With some stores still closed and scarce economic activity, core inflation moderated slightly from 1.7% in April to 1.6% in May. Likewise, inflation in seasonal products was 4.7% (vs 4.8% in April), while regulated prices were still limited by the tariff freeze for services and public transportation, recording a 0.1% negative variation (-0.66% during the previous month). Indeed, inflation in “Education” was the only one with a negative monthly variation (-0.4%), as a result of the lower fees in all levels of education, affecting the general inflation by -0.02 percentage points. As for “Clothing and Footwear,” it recorded a 7.5% rise, being the item that most affected general inflation during the month (0.59 pp.). As both online and in-person commercial activity started opening up in some provinces, rises were observed in seasonal clothing, which greatly accounted for the rise in “Seasonal Products.” Considering all this, inflation in goods (2.0%) was again well above the one in services (0.6%).

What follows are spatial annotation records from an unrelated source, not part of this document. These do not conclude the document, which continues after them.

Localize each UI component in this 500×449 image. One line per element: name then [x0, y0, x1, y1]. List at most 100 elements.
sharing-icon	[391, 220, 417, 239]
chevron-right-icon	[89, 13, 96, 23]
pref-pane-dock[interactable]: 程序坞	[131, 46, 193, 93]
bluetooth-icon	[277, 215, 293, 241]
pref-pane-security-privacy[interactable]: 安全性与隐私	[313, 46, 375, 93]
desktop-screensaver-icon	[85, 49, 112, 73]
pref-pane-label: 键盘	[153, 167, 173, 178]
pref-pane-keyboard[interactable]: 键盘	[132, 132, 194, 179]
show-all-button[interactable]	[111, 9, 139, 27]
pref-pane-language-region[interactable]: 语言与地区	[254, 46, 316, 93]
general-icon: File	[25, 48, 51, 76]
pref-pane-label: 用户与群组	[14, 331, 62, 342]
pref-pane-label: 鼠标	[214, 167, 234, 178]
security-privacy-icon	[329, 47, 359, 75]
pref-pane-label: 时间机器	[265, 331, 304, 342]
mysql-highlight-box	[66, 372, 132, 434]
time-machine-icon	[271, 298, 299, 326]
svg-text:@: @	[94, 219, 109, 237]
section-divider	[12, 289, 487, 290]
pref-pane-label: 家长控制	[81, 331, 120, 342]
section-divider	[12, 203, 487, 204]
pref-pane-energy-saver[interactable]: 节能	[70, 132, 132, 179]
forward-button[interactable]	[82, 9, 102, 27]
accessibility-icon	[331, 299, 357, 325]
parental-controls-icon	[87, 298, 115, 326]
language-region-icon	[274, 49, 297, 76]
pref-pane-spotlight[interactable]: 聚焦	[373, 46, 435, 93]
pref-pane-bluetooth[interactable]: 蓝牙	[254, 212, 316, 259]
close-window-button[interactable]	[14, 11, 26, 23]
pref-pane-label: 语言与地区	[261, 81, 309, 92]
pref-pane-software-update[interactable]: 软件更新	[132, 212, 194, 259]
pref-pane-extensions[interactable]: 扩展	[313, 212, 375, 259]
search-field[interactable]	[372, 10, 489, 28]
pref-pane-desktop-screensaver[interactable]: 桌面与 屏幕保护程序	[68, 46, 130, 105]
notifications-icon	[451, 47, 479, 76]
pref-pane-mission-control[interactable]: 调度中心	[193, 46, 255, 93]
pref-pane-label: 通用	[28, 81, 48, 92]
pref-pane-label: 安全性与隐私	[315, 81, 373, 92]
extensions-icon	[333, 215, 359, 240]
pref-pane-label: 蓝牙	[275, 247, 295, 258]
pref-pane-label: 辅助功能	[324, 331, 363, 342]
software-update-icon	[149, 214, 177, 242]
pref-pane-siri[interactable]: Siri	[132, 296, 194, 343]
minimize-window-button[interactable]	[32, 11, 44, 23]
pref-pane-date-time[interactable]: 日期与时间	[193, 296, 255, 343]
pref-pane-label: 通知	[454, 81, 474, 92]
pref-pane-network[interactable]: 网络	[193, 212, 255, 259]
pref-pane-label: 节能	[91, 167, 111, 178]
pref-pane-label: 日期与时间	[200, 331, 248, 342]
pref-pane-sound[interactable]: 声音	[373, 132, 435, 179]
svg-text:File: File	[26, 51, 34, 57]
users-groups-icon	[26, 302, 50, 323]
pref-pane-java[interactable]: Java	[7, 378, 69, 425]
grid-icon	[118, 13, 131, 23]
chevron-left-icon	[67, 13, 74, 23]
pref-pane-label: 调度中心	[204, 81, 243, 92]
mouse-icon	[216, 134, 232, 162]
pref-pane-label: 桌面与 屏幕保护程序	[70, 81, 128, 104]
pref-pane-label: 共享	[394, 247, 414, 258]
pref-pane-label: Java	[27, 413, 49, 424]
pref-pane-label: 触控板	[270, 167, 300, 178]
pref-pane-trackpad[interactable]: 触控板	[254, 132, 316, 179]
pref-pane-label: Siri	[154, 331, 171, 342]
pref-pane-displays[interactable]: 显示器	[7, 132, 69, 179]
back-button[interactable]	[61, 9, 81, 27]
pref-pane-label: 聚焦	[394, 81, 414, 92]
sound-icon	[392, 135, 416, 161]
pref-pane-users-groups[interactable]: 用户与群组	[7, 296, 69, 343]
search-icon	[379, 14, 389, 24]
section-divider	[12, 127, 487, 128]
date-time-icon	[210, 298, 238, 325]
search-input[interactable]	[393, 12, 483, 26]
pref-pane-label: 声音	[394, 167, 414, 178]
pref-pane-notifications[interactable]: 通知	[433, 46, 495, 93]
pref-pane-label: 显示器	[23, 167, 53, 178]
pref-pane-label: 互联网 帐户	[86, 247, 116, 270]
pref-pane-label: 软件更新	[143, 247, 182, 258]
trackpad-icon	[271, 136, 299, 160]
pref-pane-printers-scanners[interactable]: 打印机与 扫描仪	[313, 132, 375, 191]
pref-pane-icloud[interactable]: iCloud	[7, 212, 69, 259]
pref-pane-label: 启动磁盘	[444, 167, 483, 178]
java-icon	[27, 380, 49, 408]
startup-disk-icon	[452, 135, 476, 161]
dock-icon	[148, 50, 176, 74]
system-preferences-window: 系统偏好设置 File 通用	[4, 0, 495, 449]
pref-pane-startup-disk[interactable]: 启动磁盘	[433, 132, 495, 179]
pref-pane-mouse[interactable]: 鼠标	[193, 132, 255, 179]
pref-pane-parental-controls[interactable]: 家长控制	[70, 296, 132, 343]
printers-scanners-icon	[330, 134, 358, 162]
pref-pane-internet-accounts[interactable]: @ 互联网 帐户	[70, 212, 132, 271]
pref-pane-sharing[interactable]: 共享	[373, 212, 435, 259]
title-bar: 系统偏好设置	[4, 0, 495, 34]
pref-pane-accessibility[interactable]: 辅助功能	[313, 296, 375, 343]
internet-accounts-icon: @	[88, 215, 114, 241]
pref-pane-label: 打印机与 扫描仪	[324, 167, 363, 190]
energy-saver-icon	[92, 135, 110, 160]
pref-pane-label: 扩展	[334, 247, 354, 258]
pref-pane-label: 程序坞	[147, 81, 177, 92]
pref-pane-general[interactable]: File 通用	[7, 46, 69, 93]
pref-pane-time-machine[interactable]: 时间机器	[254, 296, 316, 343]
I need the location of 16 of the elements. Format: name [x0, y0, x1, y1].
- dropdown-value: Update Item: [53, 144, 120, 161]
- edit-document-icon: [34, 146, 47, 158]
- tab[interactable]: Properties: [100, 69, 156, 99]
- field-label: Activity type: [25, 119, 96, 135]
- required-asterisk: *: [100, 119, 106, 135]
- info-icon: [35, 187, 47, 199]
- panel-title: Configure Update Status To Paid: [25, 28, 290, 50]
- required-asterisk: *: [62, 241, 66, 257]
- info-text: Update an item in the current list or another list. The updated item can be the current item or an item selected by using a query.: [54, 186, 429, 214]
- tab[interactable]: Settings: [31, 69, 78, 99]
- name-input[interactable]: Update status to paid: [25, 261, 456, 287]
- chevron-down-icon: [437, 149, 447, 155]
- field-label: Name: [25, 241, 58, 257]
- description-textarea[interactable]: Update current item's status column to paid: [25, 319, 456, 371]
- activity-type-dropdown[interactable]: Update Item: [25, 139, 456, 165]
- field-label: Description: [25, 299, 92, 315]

Argentina Economy: The Week at a Glance 17

Although May’s monthly national inflation was in line with April’s, there is a substantial difference between both records. Inflation in “Food and Beverage” was 0.7%, way below April’s 3.2%, as it had been the one that most affected the general indicator. In addition to the “Price-Cap” program, which forced stores to take the prices of 2,300 products conforming the basic basket back to their prices from March 6th, inflation in F&B was also moderated by the weakness in economic activity and especially private consumption, and by an exchange rate which is still acting as a nominal anchor even though it is slowly depreciating.

It is worth mentioning that, just like the previous month, the item “Restaurants and Hotels” was assigned the variation of the general level, since most of them remained closed.

This way, national inflation moderated from 45.6% to 43.4% in y/y terms, while the inflation accumulated so far this year has risen to 11.1% (it had been 19.2% one year ago). As for the Greater Buenos Aires, its monthly inflation was 1.5% and its y/y record went down to 42.1%, while in the City of Buenos Aires, where the quarantine is much more stricter, CPI-BA recorded a 1.0% monthly variation and a 39.2% one in y/y terms.

Argentina Economy: The Week at a Glance 18

Moving forward it will be important to monitor what goes on with the exchange rate, which has started to slowly react during the last few weeks, and the same goes for the still-frozen public services tariffs. Another impact on inflation could arise from a new regulation of the CB forcing importers to use the dollars they have declared in order to make payments instead of resorting to the FX market, since this increases how relevant the parallel exchange rate is as a reference price, increasing restocking costs.

Also, it will be fundamental to see whether the CB decides to sterilize or keep the money it is issuing to compensate for the fall in revenue and to finance the increase in the necessary spending to alleviate the economic effects of the lockdown. The second semester seems much more challenging regarding inflation, so we expect it to accelerate and take December’s y/y record to around 50%.